Autumn is upon us. Trees burst with colors of red, yellow and orange before their leaves plunge to the earth. The winds gradually change from pleasantly warm to uncomfortably cold, and a veil of clouds enshrouds the once-radiant glow of the sun.

But is all that a good thing?

According to, nine out of the next 10 days in Ann Arbor will be partly to mostly cloudy.

A 2006 study of Seasonal Affective Disorder, which tracked whether more people become depressed when there is less sunlight present, showed it is cloudier during the winter in middle latitude states like Michigan.

The reason?

Canada, Wisconsin and the Great Lakes.

Dr. Robert Aron, a meteorology professor at Central Michigan University, said air that blows from those locations has a lot to do with the cloudiness.

“It has to do with the great lakes,” Aron said. “When cold air from Canada or Wisconsin comes over the relatively warm water of the Great Lakes there is both a lot of evaporation from the lakes and the air is heated from below causing it to rise.”

The Great Lakes yield one positive, though.

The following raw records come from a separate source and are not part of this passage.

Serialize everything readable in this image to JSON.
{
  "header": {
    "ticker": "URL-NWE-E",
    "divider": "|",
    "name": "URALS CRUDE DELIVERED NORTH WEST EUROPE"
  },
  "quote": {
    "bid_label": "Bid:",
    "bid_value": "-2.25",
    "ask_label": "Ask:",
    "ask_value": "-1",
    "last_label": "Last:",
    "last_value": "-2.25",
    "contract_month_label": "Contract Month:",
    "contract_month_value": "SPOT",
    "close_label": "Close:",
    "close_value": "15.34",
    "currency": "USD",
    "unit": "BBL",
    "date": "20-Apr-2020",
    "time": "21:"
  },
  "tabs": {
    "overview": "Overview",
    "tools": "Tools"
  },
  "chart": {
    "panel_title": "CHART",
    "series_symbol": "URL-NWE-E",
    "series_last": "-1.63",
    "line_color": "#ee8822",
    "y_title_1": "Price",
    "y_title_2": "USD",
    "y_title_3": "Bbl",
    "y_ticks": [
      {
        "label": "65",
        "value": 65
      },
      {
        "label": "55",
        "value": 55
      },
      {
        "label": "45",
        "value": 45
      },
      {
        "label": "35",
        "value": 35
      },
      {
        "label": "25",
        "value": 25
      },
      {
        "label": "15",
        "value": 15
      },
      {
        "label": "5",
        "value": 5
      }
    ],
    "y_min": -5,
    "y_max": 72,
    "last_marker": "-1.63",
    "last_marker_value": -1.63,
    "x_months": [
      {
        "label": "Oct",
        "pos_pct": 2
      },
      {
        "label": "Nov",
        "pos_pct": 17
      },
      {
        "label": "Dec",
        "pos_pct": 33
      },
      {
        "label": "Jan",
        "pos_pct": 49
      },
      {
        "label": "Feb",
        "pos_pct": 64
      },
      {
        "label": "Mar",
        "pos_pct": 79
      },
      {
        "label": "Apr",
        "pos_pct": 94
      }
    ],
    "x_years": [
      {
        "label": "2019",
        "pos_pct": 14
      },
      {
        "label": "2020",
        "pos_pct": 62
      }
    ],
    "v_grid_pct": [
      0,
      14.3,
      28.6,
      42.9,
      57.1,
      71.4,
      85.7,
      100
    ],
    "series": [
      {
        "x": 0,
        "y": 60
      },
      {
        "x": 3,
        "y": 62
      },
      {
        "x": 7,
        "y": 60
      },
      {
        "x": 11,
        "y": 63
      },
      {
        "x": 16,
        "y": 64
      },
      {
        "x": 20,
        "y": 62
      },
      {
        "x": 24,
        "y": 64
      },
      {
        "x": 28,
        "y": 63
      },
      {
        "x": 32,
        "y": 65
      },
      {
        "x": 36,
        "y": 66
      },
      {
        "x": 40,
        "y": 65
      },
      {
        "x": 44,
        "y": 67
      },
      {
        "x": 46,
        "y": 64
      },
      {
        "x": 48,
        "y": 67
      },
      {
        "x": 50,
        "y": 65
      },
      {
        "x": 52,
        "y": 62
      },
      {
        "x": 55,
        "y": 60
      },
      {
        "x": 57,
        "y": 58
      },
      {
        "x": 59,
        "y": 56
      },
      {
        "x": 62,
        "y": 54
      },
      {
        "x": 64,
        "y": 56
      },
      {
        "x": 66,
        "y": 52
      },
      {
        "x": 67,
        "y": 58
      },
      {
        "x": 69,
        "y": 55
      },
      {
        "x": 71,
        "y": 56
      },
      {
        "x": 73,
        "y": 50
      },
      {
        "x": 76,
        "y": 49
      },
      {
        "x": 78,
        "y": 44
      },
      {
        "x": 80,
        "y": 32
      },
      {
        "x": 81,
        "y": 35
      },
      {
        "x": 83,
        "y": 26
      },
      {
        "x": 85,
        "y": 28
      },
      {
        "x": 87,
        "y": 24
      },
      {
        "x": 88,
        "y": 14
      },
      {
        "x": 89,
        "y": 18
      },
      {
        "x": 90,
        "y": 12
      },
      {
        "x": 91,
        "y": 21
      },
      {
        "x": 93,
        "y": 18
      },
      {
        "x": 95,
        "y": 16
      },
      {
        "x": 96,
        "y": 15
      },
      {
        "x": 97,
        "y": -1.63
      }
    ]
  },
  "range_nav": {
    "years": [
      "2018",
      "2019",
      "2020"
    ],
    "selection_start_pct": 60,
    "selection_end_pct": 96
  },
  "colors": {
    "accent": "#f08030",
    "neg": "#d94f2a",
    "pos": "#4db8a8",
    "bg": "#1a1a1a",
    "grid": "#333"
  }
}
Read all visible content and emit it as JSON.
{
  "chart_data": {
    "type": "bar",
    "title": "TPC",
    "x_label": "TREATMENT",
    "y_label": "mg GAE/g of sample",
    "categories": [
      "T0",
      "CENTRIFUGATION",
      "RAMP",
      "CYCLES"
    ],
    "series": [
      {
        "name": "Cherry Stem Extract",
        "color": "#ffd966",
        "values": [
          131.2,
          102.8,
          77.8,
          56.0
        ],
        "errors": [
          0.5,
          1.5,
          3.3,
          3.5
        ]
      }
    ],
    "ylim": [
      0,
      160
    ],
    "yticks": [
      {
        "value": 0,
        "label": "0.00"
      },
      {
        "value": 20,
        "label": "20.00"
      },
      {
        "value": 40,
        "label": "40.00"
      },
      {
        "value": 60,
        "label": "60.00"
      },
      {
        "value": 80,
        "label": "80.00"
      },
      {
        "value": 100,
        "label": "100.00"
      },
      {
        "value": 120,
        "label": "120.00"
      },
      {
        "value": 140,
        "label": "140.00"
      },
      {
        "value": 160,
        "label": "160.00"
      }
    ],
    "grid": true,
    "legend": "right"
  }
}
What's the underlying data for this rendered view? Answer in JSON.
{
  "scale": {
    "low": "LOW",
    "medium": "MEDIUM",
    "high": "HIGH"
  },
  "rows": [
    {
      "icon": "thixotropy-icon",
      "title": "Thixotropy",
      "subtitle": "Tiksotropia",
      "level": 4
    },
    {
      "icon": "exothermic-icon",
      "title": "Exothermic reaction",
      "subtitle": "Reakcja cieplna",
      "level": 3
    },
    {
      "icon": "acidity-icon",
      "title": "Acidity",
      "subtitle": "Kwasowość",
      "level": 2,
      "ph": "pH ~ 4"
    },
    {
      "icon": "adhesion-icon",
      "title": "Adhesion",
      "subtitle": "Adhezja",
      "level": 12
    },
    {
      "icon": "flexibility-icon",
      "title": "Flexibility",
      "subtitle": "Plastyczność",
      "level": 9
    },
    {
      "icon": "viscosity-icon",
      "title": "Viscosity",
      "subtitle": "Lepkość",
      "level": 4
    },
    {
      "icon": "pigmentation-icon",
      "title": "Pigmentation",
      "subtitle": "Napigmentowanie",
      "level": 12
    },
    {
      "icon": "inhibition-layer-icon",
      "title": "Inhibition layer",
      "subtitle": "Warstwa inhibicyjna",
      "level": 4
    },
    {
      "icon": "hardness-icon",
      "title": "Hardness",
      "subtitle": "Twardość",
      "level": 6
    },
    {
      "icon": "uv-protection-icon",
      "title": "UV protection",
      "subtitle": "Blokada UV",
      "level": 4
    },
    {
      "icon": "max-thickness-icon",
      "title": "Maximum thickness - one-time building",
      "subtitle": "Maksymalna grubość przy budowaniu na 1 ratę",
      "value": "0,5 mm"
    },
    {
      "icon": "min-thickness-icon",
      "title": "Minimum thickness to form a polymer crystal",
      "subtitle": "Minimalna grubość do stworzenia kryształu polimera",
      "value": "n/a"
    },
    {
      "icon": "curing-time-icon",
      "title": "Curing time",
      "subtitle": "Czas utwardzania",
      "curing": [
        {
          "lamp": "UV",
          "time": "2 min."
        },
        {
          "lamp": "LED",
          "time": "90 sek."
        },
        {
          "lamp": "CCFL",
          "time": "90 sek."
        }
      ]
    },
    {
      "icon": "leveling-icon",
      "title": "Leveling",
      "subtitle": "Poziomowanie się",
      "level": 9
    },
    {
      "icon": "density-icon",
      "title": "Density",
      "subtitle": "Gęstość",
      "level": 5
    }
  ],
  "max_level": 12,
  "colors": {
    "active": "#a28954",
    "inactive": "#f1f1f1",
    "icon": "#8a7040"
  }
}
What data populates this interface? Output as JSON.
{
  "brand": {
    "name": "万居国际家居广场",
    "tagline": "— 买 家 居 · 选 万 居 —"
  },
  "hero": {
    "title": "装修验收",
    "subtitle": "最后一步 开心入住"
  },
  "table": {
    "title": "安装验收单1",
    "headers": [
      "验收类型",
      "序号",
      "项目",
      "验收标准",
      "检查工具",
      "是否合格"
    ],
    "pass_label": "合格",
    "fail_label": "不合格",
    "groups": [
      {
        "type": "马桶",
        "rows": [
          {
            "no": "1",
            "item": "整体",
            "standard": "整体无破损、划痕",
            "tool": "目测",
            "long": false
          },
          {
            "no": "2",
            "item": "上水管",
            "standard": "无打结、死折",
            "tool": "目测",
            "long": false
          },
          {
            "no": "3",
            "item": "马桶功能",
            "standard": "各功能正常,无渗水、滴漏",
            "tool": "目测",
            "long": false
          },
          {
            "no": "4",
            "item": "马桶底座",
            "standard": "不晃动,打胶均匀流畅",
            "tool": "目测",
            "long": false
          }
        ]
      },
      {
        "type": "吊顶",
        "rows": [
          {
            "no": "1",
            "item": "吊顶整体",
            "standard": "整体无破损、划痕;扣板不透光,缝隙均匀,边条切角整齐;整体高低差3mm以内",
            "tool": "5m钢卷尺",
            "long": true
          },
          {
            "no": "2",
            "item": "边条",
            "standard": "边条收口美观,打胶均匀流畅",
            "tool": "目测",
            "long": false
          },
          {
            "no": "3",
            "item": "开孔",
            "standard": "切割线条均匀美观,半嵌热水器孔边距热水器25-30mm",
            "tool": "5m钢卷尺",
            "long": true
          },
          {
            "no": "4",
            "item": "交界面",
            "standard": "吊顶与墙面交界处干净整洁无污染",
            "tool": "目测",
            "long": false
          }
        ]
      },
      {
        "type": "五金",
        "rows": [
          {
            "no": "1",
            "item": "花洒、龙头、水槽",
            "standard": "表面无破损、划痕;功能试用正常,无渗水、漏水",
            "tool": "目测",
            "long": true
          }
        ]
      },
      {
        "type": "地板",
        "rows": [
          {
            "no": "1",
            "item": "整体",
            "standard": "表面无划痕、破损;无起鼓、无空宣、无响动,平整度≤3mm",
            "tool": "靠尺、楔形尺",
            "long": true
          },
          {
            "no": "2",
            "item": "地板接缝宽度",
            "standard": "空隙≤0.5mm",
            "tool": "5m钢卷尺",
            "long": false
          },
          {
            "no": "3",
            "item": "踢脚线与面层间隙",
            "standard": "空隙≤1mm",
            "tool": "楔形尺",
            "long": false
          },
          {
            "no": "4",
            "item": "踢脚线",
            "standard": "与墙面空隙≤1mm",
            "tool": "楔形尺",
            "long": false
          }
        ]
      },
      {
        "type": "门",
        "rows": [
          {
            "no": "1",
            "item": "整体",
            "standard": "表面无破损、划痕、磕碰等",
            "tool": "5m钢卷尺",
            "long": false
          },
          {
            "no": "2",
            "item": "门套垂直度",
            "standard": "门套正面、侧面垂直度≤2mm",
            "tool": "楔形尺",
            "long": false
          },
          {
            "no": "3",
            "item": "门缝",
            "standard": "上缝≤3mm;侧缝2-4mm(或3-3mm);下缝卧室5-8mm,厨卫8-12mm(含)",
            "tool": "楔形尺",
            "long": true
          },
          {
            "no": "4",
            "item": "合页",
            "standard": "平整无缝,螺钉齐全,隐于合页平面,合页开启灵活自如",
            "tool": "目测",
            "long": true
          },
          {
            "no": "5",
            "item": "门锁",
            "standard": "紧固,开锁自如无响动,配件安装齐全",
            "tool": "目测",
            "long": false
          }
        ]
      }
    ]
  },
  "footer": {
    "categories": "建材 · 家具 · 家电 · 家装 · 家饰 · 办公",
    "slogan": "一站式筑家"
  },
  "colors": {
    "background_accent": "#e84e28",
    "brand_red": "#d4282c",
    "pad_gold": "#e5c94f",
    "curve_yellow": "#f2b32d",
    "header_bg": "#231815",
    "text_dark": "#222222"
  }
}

The warm water from Lake Michigan moderates the temperatures in the state throughout the winter.

Derek Posselt, an assistant research scientist at the University of Michigan, said the lake keeps bordering land warmer in the winter.

“In addition to moderating our temperatures, the lakes act as a source of water vapor,” Posselt said in an e-mail message. “The benefit to us is that the air is not only cloudy, but quite a bit warmer than it would have been if it had not been modified by the lake.”

So the Great Lakes are both a gift and a curse, depending on how you look at them.

One can only imagine how frigid the temperatures would be in the winter without the Great Lakes.